Pam shot me an arch look. "And doing so naked plays into this how? Not that I disagree that you should check into it—" Pam emphasized the point by twirling her nail polish brush into the air towards me. "— but unless you're planning on fucking the answer out of someone, I don't know why you can't put some clothes on first. At least make it a little harder to stake you."

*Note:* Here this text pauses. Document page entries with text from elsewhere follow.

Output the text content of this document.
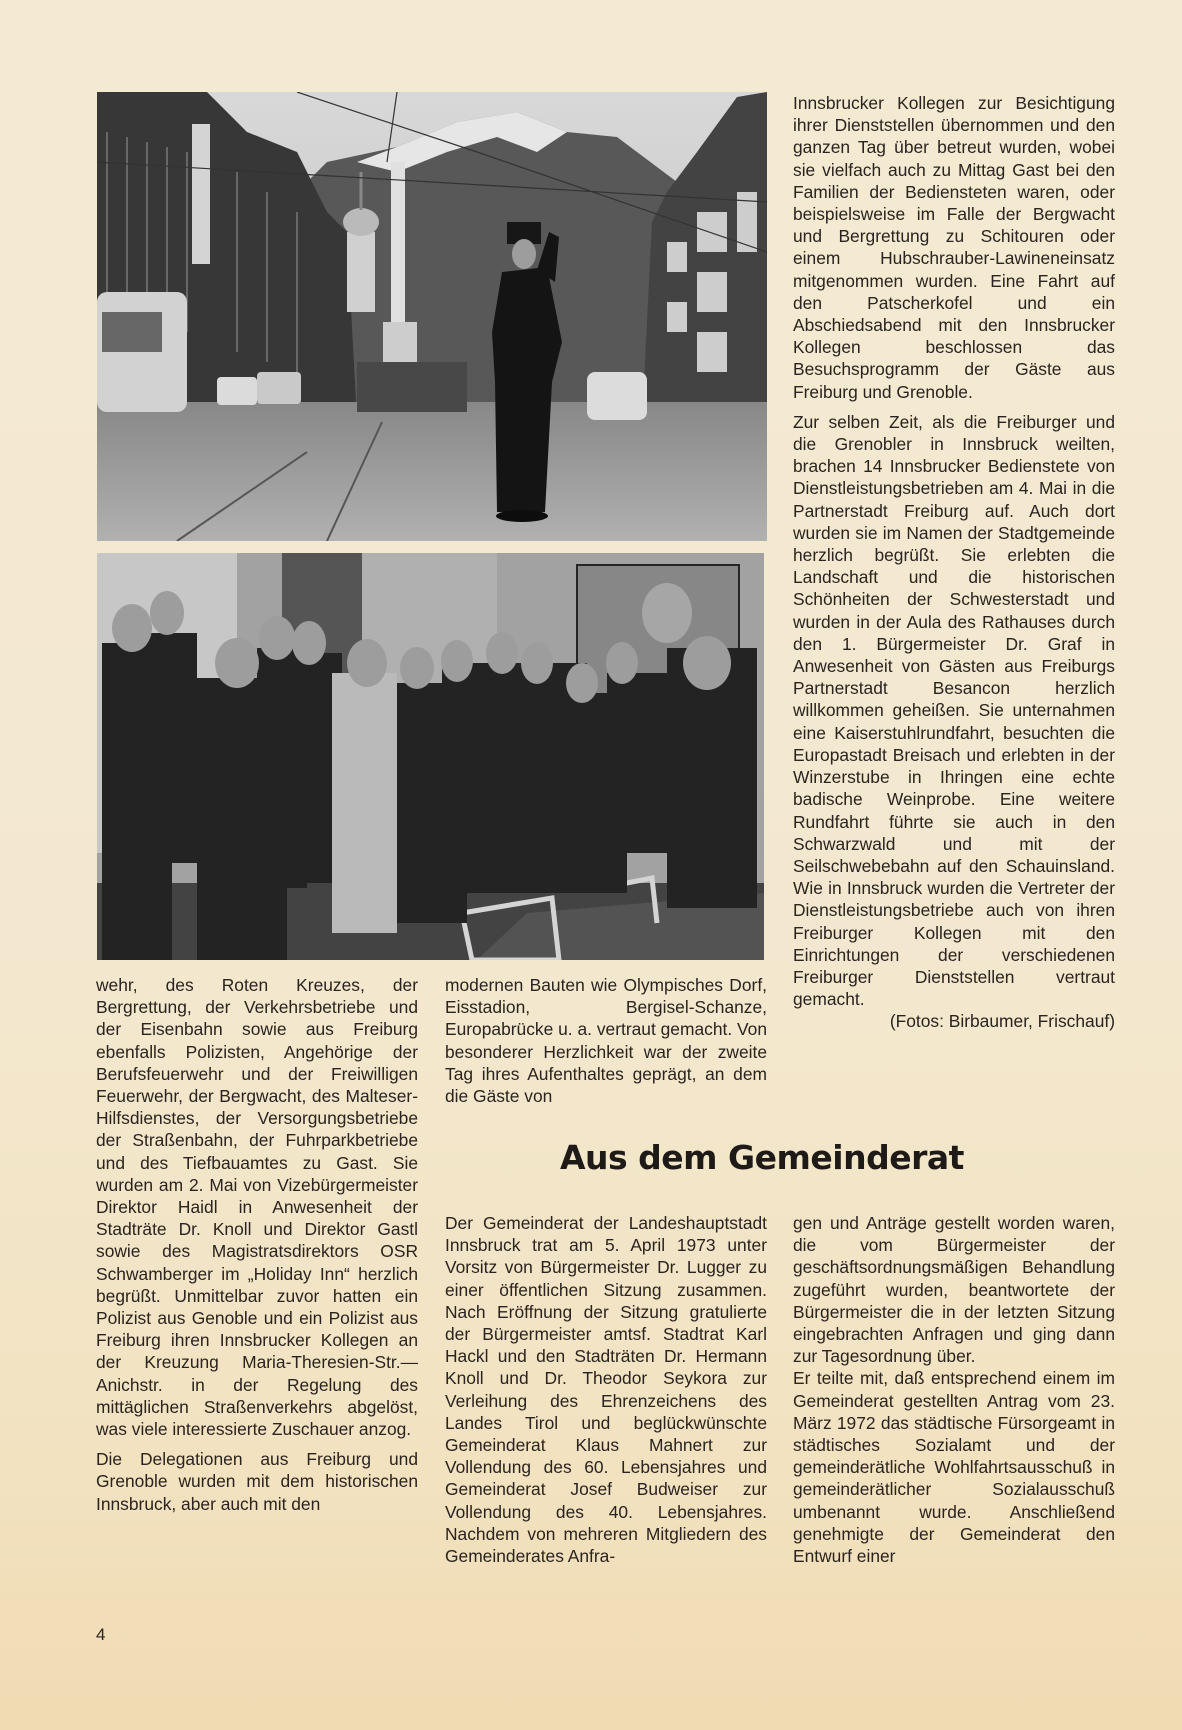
Innsbrucker Kollegen zur Besichtigung ihrer Dienststellen übernommen und den ganzen Tag über betreut wurden, wobei sie vielfach auch zu Mittag Gast bei den Familien der Bediensteten waren, oder beispielsweise im Falle der Bergwacht und Bergrettung zu Schitouren oder einem Hubschrauber-Lawineneinsatz mitgenommen wurden. Eine Fahrt auf den Patscherkofel und ein Abschiedsabend mit den Innsbrucker Kollegen beschlossen das Besuchsprogramm der Gäste aus Freiburg und Grenoble.

Zur selben Zeit, als die Freiburger und die Grenobler in Innsbruck weilten, brachen 14 Innsbrucker Bedienstete von Dienstleistungsbetrieben am 4. Mai in die Partnerstadt Freiburg auf. Auch dort wurden sie im Namen der Stadtgemeinde herzlich begrüßt. Sie erlebten die Landschaft und die historischen Schönheiten der Schwesterstadt und wurden in der Aula des Rathauses durch den 1. Bürgermeister Dr. Graf in Anwesenheit von Gästen aus Freiburgs Partnerstadt Besancon herzlich willkommen geheißen. Sie unternahmen eine Kaiserstuhlrundfahrt, besuchten die Europastadt Breisach und erlebten in der Winzerstube in Ihringen eine echte badische Weinprobe. Eine weitere Rundfahrt führte sie auch in den Schwarzwald und mit der Seilschwebebahn auf den Schauinsland. Wie in Innsbruck wurden die Vertreter der Dienstleistungsbetriebe auch von ihren Freiburger Kollegen mit den Einrichtungen der verschiedenen Freiburger Dienststellen vertraut gemacht.

(Fotos: Birbaumer, Frischauf)

wehr, des Roten Kreuzes, der Bergrettung, der Verkehrsbetriebe und der Eisenbahn sowie aus Freiburg ebenfalls Polizisten, Angehörige der Berufsfeuerwehr und der Freiwilligen Feuerwehr, der Bergwacht, des Malteser-Hilfsdienstes, der Versorgungsbetriebe der Straßenbahn, der Fuhrparkbetriebe und des Tiefbauamtes zu Gast. Sie wurden am 2. Mai von Vizebürgermeister Direktor Haidl in Anwesenheit der Stadträte Dr. Knoll und Direktor Gastl sowie des Magistratsdirektors OSR Schwamberger im „Holiday Inn“ herzlich begrüßt. Unmittelbar zuvor hatten ein Polizist aus Genoble und ein Polizist aus Freiburg ihren Innsbrucker Kollegen an der Kreuzung Maria-Theresien-Str.—Anichstr. in der Regelung des mittäglichen Straßenverkehrs abgelöst, was viele interessierte Zuschauer anzog.

Die Delegationen aus Freiburg und Grenoble wurden mit dem historischen Innsbruck, aber auch mit den

modernen Bauten wie Olympisches Dorf, Eisstadion, Bergisel-Schanze, Europabrücke u. a. vertraut gemacht. Von besonderer Herzlichkeit war der zweite Tag ihres Aufenthaltes geprägt, an dem die Gäste von

Aus dem Gemeinderat

Der Gemeinderat der Landeshauptstadt Innsbruck trat am 5. April 1973 unter Vorsitz von Bürgermeister Dr. Lugger zu einer öffentlichen Sitzung zusammen. Nach Eröffnung der Sitzung gratulierte der Bürgermeister amtsf. Stadtrat Karl Hackl und den Stadträten Dr. Hermann Knoll und Dr. Theodor Seykora zur Verleihung des Ehrenzeichens des Landes Tirol und beglückwünschte Gemeinderat Klaus Mahnert zur Vollendung des 60. Lebensjahres und Gemeinderat Josef Budweiser zur Vollendung des 40. Lebensjahres. Nachdem von mehreren Mitgliedern des Gemeinderates Anfra-

gen und Anträge gestellt worden waren, die vom Bürgermeister der geschäftsordnungsmäßigen Behandlung zugeführt wurden, beantwortete der Bürgermeister die in der letzten Sitzung eingebrachten Anfragen und ging dann zur Tagesordnung über.

Er teilte mit, daß entsprechend einem im Gemeinderat gestellten Antrag vom 23. März 1972 das städtische Fürsorgeamt in städtisches Sozialamt und der gemeinderätliche Wohlfahrtsausschuß in gemeinderätlicher Sozialausschuß umbenannt wurde. Anschließend genehmigte der Gemeinderat den Entwurf einer

4
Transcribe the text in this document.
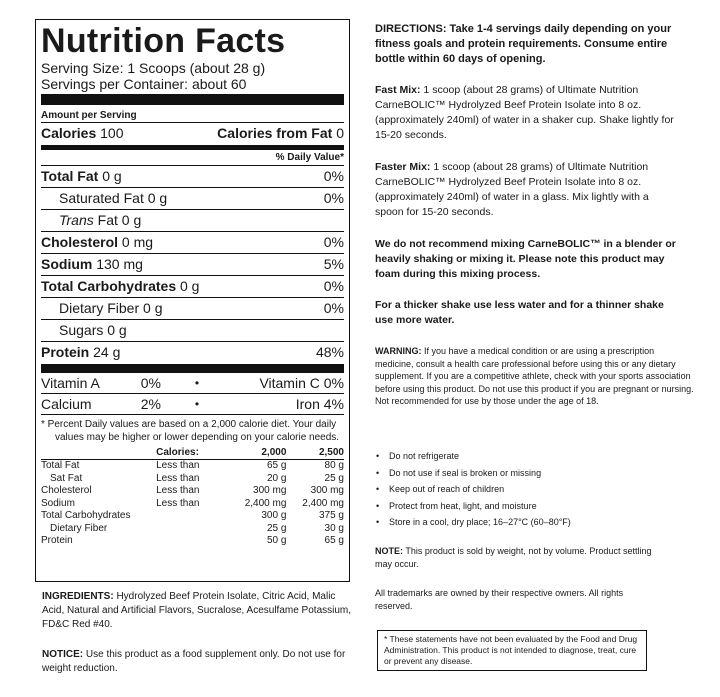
Nutrition Facts
Serving Size: 1 Scoops (about 28 g)
Servings per Container: about 60
Amount per Serving
Calories 100	Calories from Fat 0
% Daily Value*
Total Fat 0 g	0%
Saturated Fat 0 g	0%
Trans Fat 0 g
Cholesterol 0 mg	0%
Sodium 130 mg	5%
Total Carbohydrates 0 g	0%
Dietary Fiber 0 g	0%
Sugars 0 g
Protein 24 g	48%
Vitamin A	0%	•	Vitamin C 0%
Calcium	2%	•	Iron 4%
* Percent Daily values are based on a 2,000 calorie diet. Your daily
values may be higher or lower depending on your calorie needs.
	Calories:	2,000	2,500
Total Fat	Less than	65 g	80 g
Sat Fat	Less than	20 g	25 g
Cholesterol	Less than	300 mg	300 mg
Sodium	Less than	2,400 mg	2,400 mg
Total Carbohydrates		300 g	375 g
Dietary Fiber		25 g	30 g
Protein		50 g	65 g
INGREDIENTS: Hydrolyzed Beef Protein Isolate, Citric Acid, Malic Acid, Natural and Artificial Flavors, Sucralose, Acesulfame Potassium, FD&C Red #40.
NOTICE: Use this product as a food supplement only. Do not use for weight reduction.
DIRECTIONS: Take 1-4 servings daily depending on your fitness goals and protein requirements. Consume entire bottle within 60 days of opening.
Fast Mix: 1 scoop (about 28 grams) of Ultimate Nutrition CarneBOLIC™ Hydrolyzed Beef Protein Isolate into 8 oz. (approximately 240ml) of water in a shaker cup. Shake lightly for 15-20 seconds.
Faster Mix: 1 scoop (about 28 grams) of Ultimate Nutrition CarneBOLIC™ Hydrolyzed Beef Protein Isolate into 8 oz. (approximately 240ml) of water in a glass. Mix lightly with a spoon for 15-20 seconds.
We do not recommend mixing CarneBOLIC™ in a blender or heavily shaking or mixing it. Please note this product may foam during this mixing process.
For a thicker shake use less water and for a thinner shake use more water.
WARNING: If you have a medical condition or are using a prescription medicine, consult a health care professional before using this or any dietary supplement. If you are a competitive athlete, check with your sports association before using this product. Do not use this product if you are pregnant or nursing. Not recommended for use by those under the age of 18.
• Do not refrigerate
• Do not use if seal is broken or missing
• Keep out of reach of children
• Protect from heat, light, and moisture
• Store in a cool, dry place; 16–27°C (60–80°F)
NOTE: This product is sold by weight, not by volume. Product settling may occur.
All trademarks are owned by their respective owners. All rights reserved.
* These statements have not been evaluated by the Food and Drug Administration. This product is not intended to diagnose, treat, cure or prevent any disease.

Her tone may have been facetious but I could feel the genuine worry through our bond. She was disturbed by my uncharacteristically flustered condition.
Hell, so was I.
From the moment I had told Sookie the truth about her former lover on the porch of her house, I had sensed her betrayal and grief pulsing through our connection like an almost physical ache. I regretted having caused her pain, although I could not – would not – regret having told her the truth about Bill Compton.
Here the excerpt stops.